= Cecil Chadwick =

British Army officer (1901–1970)

Brigadier Cecil Arthur Harrop Chadwick (13 August 1901 – 3 September 1970), was a British soldier and briefly a Liberal Party politician.

==Background==
Chadwick was the son of Major P.T. Chadwick, of Mirfield, in the West Riding of Yorkshire. He was educated at Stanmore Park, Harrow School and the Royal Military College, Sandhurst. In 1924 he married Muriel Grace David. They had one daughter. In 1943 he was appointed a CBE.

==Professional career==
Chadwick was too young to fight in World War One.
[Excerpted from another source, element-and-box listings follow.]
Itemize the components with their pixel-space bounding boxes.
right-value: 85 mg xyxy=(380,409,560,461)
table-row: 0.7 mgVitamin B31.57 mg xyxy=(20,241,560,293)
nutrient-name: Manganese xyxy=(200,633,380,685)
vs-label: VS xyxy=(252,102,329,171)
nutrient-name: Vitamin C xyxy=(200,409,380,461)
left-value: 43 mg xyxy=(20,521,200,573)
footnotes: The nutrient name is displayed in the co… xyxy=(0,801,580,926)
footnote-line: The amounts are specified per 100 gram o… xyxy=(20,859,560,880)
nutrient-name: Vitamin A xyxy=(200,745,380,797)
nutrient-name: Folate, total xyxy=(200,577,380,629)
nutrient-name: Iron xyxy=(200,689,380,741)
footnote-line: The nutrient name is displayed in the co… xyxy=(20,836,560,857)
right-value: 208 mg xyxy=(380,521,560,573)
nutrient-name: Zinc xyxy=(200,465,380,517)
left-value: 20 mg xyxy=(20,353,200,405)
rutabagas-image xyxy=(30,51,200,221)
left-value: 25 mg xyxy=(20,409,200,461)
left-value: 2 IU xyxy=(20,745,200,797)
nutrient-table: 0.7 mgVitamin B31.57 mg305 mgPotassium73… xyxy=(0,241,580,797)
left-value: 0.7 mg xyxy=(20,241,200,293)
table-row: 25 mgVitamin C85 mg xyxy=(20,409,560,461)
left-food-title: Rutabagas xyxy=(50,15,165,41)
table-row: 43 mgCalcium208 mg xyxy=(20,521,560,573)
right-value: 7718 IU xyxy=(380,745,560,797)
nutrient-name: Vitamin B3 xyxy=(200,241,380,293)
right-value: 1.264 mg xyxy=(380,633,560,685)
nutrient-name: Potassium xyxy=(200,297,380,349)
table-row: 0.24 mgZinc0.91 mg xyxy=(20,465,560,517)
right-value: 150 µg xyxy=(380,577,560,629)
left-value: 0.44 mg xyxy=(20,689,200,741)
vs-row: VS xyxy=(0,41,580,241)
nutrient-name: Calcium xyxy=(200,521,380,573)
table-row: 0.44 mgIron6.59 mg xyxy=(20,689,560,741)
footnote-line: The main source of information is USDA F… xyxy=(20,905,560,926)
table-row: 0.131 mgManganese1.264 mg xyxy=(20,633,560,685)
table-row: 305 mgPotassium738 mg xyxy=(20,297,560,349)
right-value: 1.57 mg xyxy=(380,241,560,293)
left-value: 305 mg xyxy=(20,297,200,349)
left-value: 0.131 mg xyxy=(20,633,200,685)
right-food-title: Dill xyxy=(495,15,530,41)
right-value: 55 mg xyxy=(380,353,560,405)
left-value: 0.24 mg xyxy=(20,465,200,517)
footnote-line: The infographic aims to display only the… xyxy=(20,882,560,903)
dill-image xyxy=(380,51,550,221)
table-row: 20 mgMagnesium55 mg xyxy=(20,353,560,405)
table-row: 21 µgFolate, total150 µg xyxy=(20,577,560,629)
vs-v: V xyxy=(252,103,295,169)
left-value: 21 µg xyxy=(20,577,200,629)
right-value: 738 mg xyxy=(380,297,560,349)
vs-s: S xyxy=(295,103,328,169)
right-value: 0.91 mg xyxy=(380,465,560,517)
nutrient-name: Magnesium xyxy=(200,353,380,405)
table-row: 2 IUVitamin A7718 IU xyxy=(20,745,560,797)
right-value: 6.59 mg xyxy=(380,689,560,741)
On leaving Sandhurst in 1920 he joined the army as a 2nd Lieutenant. From 1921 to 1924 he served in India. In 1927 he transferred to the Royal Corps of Signals. From 1928 to 1933 he served in Egypt. In 1931 he was promoted to Captain. From 1936 to 1937 he was at the Staff College, Camberley. In 1938 he was promoted to Major as a General Staff Officer grade 3 with IAA Division. In 1939 he was a GSO2 with IAA Division. In 1940 he was made a GSO1 with IAA Division. In 1942 he was made a temporary Brigadier with the General Staff at AA Command. In 1943 he was with Brigade Command. In 1945 he was made a Lieutenant-Colonel and a Regional Commander in Germany. In 1946 he was promoted to Colonel with the AAG War Office. In 1948 he was CSO with the British Troops in Egypt. In 1950 he was promoted to Brigadier. In 1951 he was CSO with the Eastern Command. From 1952 to 1955 he served as Aide-de-camp to the Queen.

==Political career==
He was Liberal candidate for the Wycombe division of Buckinghamshire at the 1945 General Election. It was the neighbouring constituency to where he lived in Gerrards Cross. Although the Liberals had last won the seat in 1923, they had not fielded a candidate since 1929. He finished a poor third;

General Election 5 to 19 July 1945: Wycombe
| Party |  | Candidate | Votes | % | ±% |
|---|---|---|---|---|---|
|  | Labour | John Haire | 20,482 | 45.17 |  |
|  | Conservative | Roger Peake | 17,946 | 39.58 |  |
|  | Liberal | Cecil Chadwick | 6,916 | 15.25 |  |
| Majority |  |  | 2,536 | 5.59 |  |
| Turnout |  |  |  | 72.10 |  |
|  | Labour gain from Conservative |  | Swing |  |  |

He did not stand for parliament again.